かつて奈良に住んでいたことがある。徒歩で平城宮跡に行ける距離で、あの広大な草原(としか言いようがなかった。まだ平城遷都祭もなかった頃だ)を、ただ時間をやり過ごすためだけに使っていた。住まわせてくれた祖父母も亡くなり、家は売りに出され、とっくに別の誰かのものになっている。

もう誰も住んでいない、ただの広い空間。ラストエンペラーの最後の紫禁城は、まさにその空虚な空間であった。不自然で、美しく、切ないあの時間が戻ってきたようだった。

大名作なのであらすじを書く必要はないが、とにかく切ない一代記である。隆盛と衰退。栄枯盛衰の理を表す。時代に翻弄され続けた彼の悲しみもあるが、やはり城にいた、あるいは追われてもなお添い続けた側近たちや正妻の幸せを案じた。きっと彼と同じく悲しみを抱えたまま、歴史の証人として消えたはずだ。仕方がなかったのかもしれないが、彼に愛情を教えていたら、こんなことにはならなかったと思う。そこがこの映画の得も言われぬ悲しみにつながるのだろう。有り得たはずの未来。有り得たはずの平凡な幸せ。

そしてあのラストシーンである。安っぽい拡声器の音。ツアーガイドにたった数行のセリフで吐き捨てられるように紹介される最後の皇帝。

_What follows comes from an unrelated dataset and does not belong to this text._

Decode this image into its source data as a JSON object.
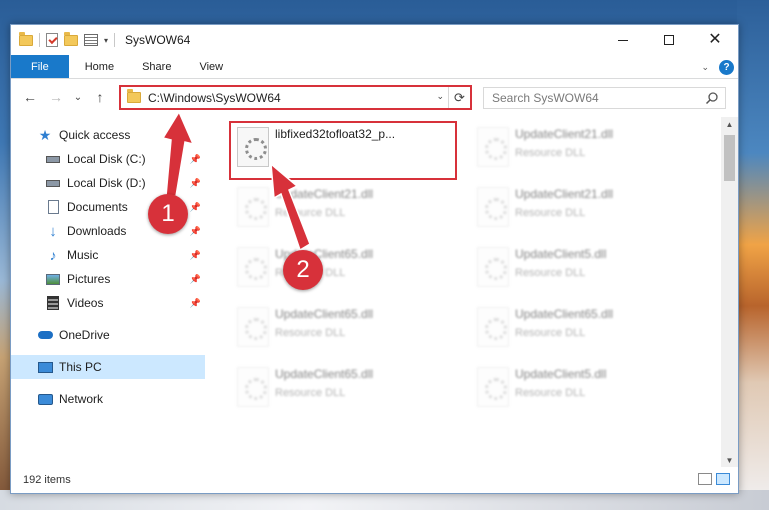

「ここは、清朝最後の皇帝溥儀が座っていた場所です。溥儀は08年、2歳で皇帝となり、67年庭師として亡くなりました」

https://detail.chiebukuro.yahoo.co.jp/qa/question_detail/q1364275853

たったこれだけの人生。歴史とはこういうことの繰り返しだ。我々が知る由もない、悲しみで出来ている。